Question

A 130.3 g piece of copper (specific heat 0.38 J/g･°C) is heated and then placed into 400.0 g of water initially at 20.7°C. The water increases in temperature to 22.2°C. What is the initial temperature of the copper? (The specific heat of water is 4.18 J/g･°C).

Answer 1

Answer:

Approximately $72.9\; \rm ^\circ C$, assuming that this system is insulated properly.

Explanation:

Calculate the amount of energy that the water here has gained (using the increase in its temperature.)

$\begin{aligned} Q(\text{water}) &= c(\text{water}) \cdot m(\text{water}) \cdot \Delta T(\text{water}) \\ &=4.18 \times 400.0 \times (22.2 - 20.7) \approx 2508.0\; \rm J \end{aligned}$.

Assume that this system (copper and water) is well-insulated and has no heat exchange with its surroundings. The amount of energy that water gained should be equal to the of energy that copper has lost. However, the sign of the energy change of copper should be negative because copper had lost energy:

$Q(\text{copper}) = -Q(\text{water}) \approx -2508.0\; \rm J$.

Calculate the temperature change of this piece of copper.

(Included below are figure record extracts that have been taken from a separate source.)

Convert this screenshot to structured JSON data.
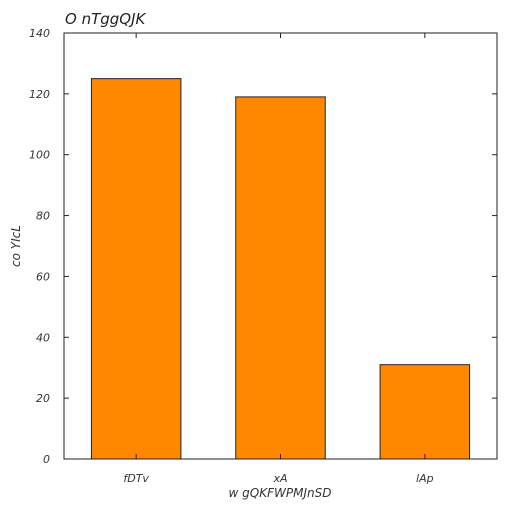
{
  "chart_data": {
    "type": "bar",
    "title": "O nTggQJK",
    "xlabel": "w gQKFWPMJnSD",
    "ylabel": "co YIcL",
    "categories": [
      "fDTv",
      "xA",
      "lAp"
    ],
    "values": [
      125,
      119,
      31
    ],
    "ylim": [
      0,
      140
    ],
    "yticks": [
      0,
      20,
      40,
      60,
      80,
      100,
      120,
      140
    ],
    "bar_color": "#ff8800",
    "edge_color": "#222222",
    "grid": false
  }
}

Note, that this temperature change is the difference between the initial temperature of the copper piece and the final temperature $22.2\; \rm ^\circ C$ of the system.

$\begin{aligned}\Delta T(\text{copper}) &= \frac{Q(\text{copper})}{c(\text{copper}) \cdot m(\text{copper})} \approx \frac{-2508.0}{130.3 \times 0.38} \approx 50.65\; \rm ^\circ C\end{aligned}$.

Calculate the initial temperature of this piece of copper given its final temperature and the change to its temperature:

$\begin{aligned}T(\text{copper, initial}) &= T(\text{copper, final}) - \Delta T(\text{copper}) \\ &\approx 22.2 + 50.65 \approx 72.9\; \rm ^\circ C\end{aligned}$.